Her nephew, Travis Finnie, who was also helping with her care in Florida, said the bank questioned a $100,000 purchase amount. He recalled Kevin's birthday party that Williams booked totaling more than $100,000, Kevin's rent was $80,000 and his UberEats bill "probably exceeded $100,000."

"For them to have a court case and rip him away from taking care of his mother, it’s very questionable," Travis said.

When a producer asked if Williams still supported Kevin Jr., Wendy became emotional and said, "I’ve got so much money. I want it for my son."

"This matter was conducted under seal. Any claims against Wells Fargo have been dismissed," representatives for Wells Fargo told Fox News Digital.

There's still hope for Williams to regain her independence from the guardianship, according to Roshan.

"Cognitive impairment comes in many forms, and from litigated precedent (in California), cognition may be restored with treatment and care in some cases. For instance, in Britney Spears’ case, it appeared from court files that she had arguably regained her cognitive capacity long before her conservatorship was terminated," Roshan said.

The 59-year-old television personality was diagnosed with the conditions in 2023, her representatives confirmed in a statement Thursday. Last week, Williams' representatives shared a personal statement from the talk show host that was facilitated by her care team. 

"I want to say I have immense gratitude for the love and kind words I have received after sharing my diagnosis of Aphasia and Frontotemporal Dementia (FTD)," Williams wrote. "Let me say, wow!  Your response has been overwhelming.
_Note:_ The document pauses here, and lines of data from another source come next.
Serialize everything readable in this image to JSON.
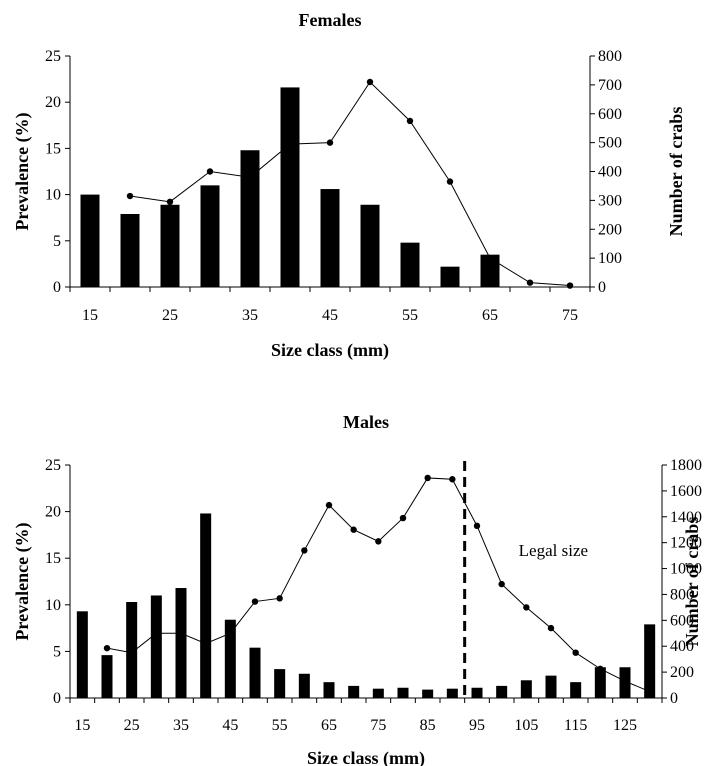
{
  "chart_data": [
    {
      "type": "bar",
      "title": "Females",
      "xlabel": "Size class (mm)",
      "ylabel": "Prevalence (%)",
      "y2label": "Number of crabs",
      "ylim": [
        0,
        25
      ],
      "y2lim": [
        0,
        800
      ],
      "yticks": [
        "0",
        "5",
        "10",
        "15",
        "20",
        "25"
      ],
      "y2ticks": [
        "0",
        "100",
        "200",
        "300",
        "400",
        "500",
        "600",
        "700",
        "800"
      ],
      "categories": [
        "15",
        "20",
        "25",
        "30",
        "35",
        "40",
        "45",
        "50",
        "55",
        "60",
        "65",
        "70",
        "75"
      ],
      "xtick_labels": [
        "15",
        "25",
        "35",
        "45",
        "55",
        "65",
        "75"
      ],
      "series": [
        {
          "kind": "bar",
          "axis": "left",
          "values": [
            10.0,
            7.9,
            8.9,
            11.0,
            14.8,
            21.6,
            10.6,
            8.9,
            4.8,
            2.2,
            3.5,
            null,
            null
          ]
        },
        {
          "kind": "line",
          "axis": "right",
          "values": [
            null,
            315,
            295,
            400,
            380,
            495,
            500,
            710,
            575,
            365,
            100,
            15,
            5
          ]
        }
      ],
      "annotations": []
    },
    {
      "type": "bar",
      "title": "Males",
      "xlabel": "Size class (mm)",
      "ylabel": "Prevalence (%)",
      "y2label": "Number of crabs",
      "ylim": [
        0,
        25
      ],
      "y2lim": [
        0,
        1800
      ],
      "yticks": [
        "0",
        "5",
        "10",
        "15",
        "20",
        "25"
      ],
      "y2ticks": [
        "0",
        "200",
        "400",
        "600",
        "800",
        "1000",
        "1200",
        "1400",
        "1600",
        "1800"
      ],
      "categories": [
        "15",
        "20",
        "25",
        "30",
        "35",
        "40",
        "45",
        "50",
        "55",
        "60",
        "65",
        "70",
        "75",
        "80",
        "85",
        "90",
        "95",
        "100",
        "105",
        "110",
        "115",
        "120",
        "125",
        "130"
      ],
      "xtick_labels": [
        "15",
        "25",
        "35",
        "45",
        "55",
        "65",
        "75",
        "85",
        "95",
        "105",
        "115",
        "125"
      ],
      "series": [
        {
          "kind": "bar",
          "axis": "left",
          "values": [
            9.3,
            4.6,
            10.3,
            11.0,
            11.8,
            19.8,
            8.4,
            5.4,
            3.1,
            2.6,
            1.7,
            1.3,
            1.0,
            1.1,
            0.9,
            1.0,
            1.1,
            1.3,
            1.9,
            2.4,
            1.7,
            3.3,
            3.3,
            7.9
          ]
        },
        {
          "kind": "line",
          "axis": "right",
          "values": [
            null,
            385,
            350,
            500,
            500,
            420,
            500,
            745,
            770,
            1140,
            1490,
            1300,
            1210,
            1390,
            1700,
            1690,
            1330,
            880,
            700,
            540,
            350,
            225,
            130,
            50
          ]
        }
      ],
      "annotations": [
        {
          "type": "vline",
          "x": 92.5,
          "label": "Legal size"
        }
      ]
    }
  ]
}
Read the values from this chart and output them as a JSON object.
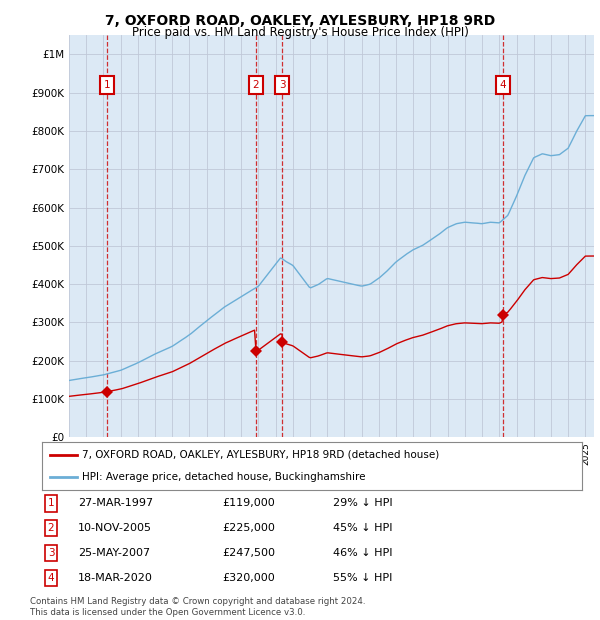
{
  "title": "7, OXFORD ROAD, OAKLEY, AYLESBURY, HP18 9RD",
  "subtitle": "Price paid vs. HM Land Registry's House Price Index (HPI)",
  "bg_color": "#dce9f5",
  "hpi_color": "#6baed6",
  "price_color": "#cc0000",
  "ylim": [
    0,
    1050000
  ],
  "yticks": [
    0,
    100000,
    200000,
    300000,
    400000,
    500000,
    600000,
    700000,
    800000,
    900000,
    1000000
  ],
  "ytick_labels": [
    "£0",
    "£100K",
    "£200K",
    "£300K",
    "£400K",
    "£500K",
    "£600K",
    "£700K",
    "£800K",
    "£900K",
    "£1M"
  ],
  "sales": [
    {
      "num": 1,
      "date": "27-MAR-1997",
      "year": 1997.23,
      "price": 119000,
      "pct": "29%"
    },
    {
      "num": 2,
      "date": "10-NOV-2005",
      "year": 2005.86,
      "price": 225000,
      "pct": "45%"
    },
    {
      "num": 3,
      "date": "25-MAY-2007",
      "year": 2007.4,
      "price": 247500,
      "pct": "46%"
    },
    {
      "num": 4,
      "date": "18-MAR-2020",
      "year": 2020.21,
      "price": 320000,
      "pct": "55%"
    }
  ],
  "legend_label_price": "7, OXFORD ROAD, OAKLEY, AYLESBURY, HP18 9RD (detached house)",
  "legend_label_hpi": "HPI: Average price, detached house, Buckinghamshire",
  "footer": "Contains HM Land Registry data © Crown copyright and database right 2024.\nThis data is licensed under the Open Government Licence v3.0.",
  "xmin": 1995,
  "xmax": 2025.5
}
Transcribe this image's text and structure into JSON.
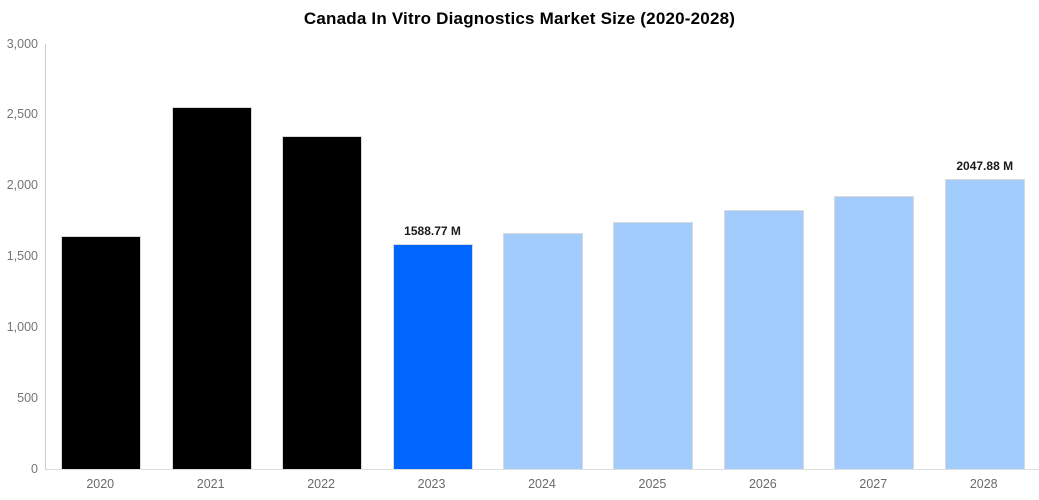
{
  "chart_data": {
    "type": "bar",
    "title": "Canada In Vitro Diagnostics Market Size (2020-2028)",
    "xlabel": "",
    "ylabel": "",
    "categories": [
      "2020",
      "2021",
      "2022",
      "2023",
      "2024",
      "2025",
      "2026",
      "2027",
      "2028"
    ],
    "values": [
      1643,
      2555,
      2353,
      1588.77,
      1664,
      1741,
      1828,
      1929,
      2047.88
    ],
    "unit": "M",
    "data_labels": [
      null,
      null,
      null,
      "1588.77 M",
      null,
      null,
      null,
      null,
      "2047.88 M"
    ],
    "bar_colors": [
      "#000000",
      "#000000",
      "#000000",
      "#0066ff",
      "#a2ccfb",
      "#a2ccfb",
      "#a2ccfb",
      "#a2ccfb",
      "#a2ccfb"
    ],
    "ylim": [
      0,
      3000
    ],
    "yticks": [
      0,
      500,
      1000,
      1500,
      2000,
      2500,
      3000
    ],
    "ytick_labels": [
      "0",
      "500",
      "1,000",
      "1,500",
      "2,000",
      "2,500",
      "3,000"
    ],
    "grid": false,
    "legend": false
  },
  "colors": {
    "background": "#ffffff",
    "bar_historic": "#000000",
    "bar_current": "#0066ff",
    "bar_forecast": "#a2ccfb",
    "bar_border": "#d9d9d9",
    "y_axis_line": "#cccccc",
    "x_axis_line": "#dddddd",
    "tick_text": "#757575",
    "title_text": "#000000",
    "value_label_text": "#1a1a1a"
  }
}
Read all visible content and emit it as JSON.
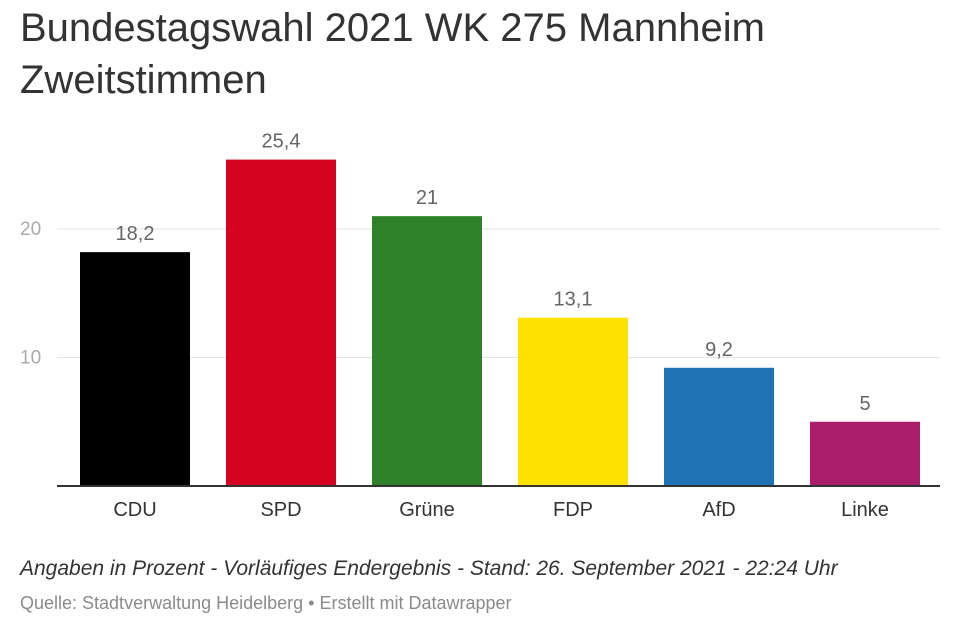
{
  "header": {
    "title": "Bundestagswahl 2021 WK 275 Mannheim Zweitstimmen"
  },
  "footer": {
    "note": "Angaben in Prozent - Vorläufiges Endergebnis - Stand: 26. September 2021 - 22:24 Uhr",
    "source": "Quelle: Stadtverwaltung Heidelberg • Erstellt mit Datawrapper"
  },
  "chart_data": {
    "type": "bar",
    "title": "Bundestagswahl 2021 WK 275 Mannheim Zweitstimmen",
    "xlabel": "",
    "ylabel": "",
    "categories": [
      "CDU",
      "SPD",
      "Grüne",
      "FDP",
      "AfD",
      "Linke"
    ],
    "values": [
      18.2,
      25.4,
      21,
      13.1,
      9.2,
      5
    ],
    "value_labels": [
      "18,2",
      "25,4",
      "21",
      "13,1",
      "9,2",
      "5"
    ],
    "colors": [
      "#000000",
      "#d60020",
      "#2e8128",
      "#ffe200",
      "#2073b4",
      "#a91d6a"
    ],
    "yticks": [
      10,
      20
    ],
    "ytick_labels": [
      "10",
      "20"
    ],
    "ylim": [
      0,
      30
    ],
    "grid": true,
    "legend": false
  }
}
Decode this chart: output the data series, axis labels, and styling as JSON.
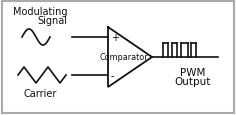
{
  "bg_color": "#ffffff",
  "border_color": "#aaaaaa",
  "line_color": "#111111",
  "text_color": "#111111",
  "fig_width": 2.36,
  "fig_height": 1.16,
  "dpi": 100,
  "modulating_label": [
    "Modulating",
    "Signal"
  ],
  "carrier_label": "Carrier",
  "comparator_label": "Comparator",
  "pwm_label": [
    "PWM",
    "Output"
  ],
  "plus_label": "+",
  "minus_label": "-",
  "xlim": [
    0,
    236
  ],
  "ylim": [
    0,
    116
  ]
}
"I continue to need personal space and peace to thrive. Please just know that your positivity and encouragement are deeply appreciated." 


Williams' brother, Tommy Williams Jr., told Us Weekly his sister is on the mend now that she's living in an undisclosed treatment center. 

"When I speak to Wendy, she sounds fine. Wendy has improved," he said. "I know my sister from where she was to where she is now, and she has a substantial amount of improvement. It’s dialogue and conversation, topics, content, speech pattern, everything.

"The past was obvious. We saw it. She was in a worse state, and the [documentary] depicted it. Now [she is in] a different state."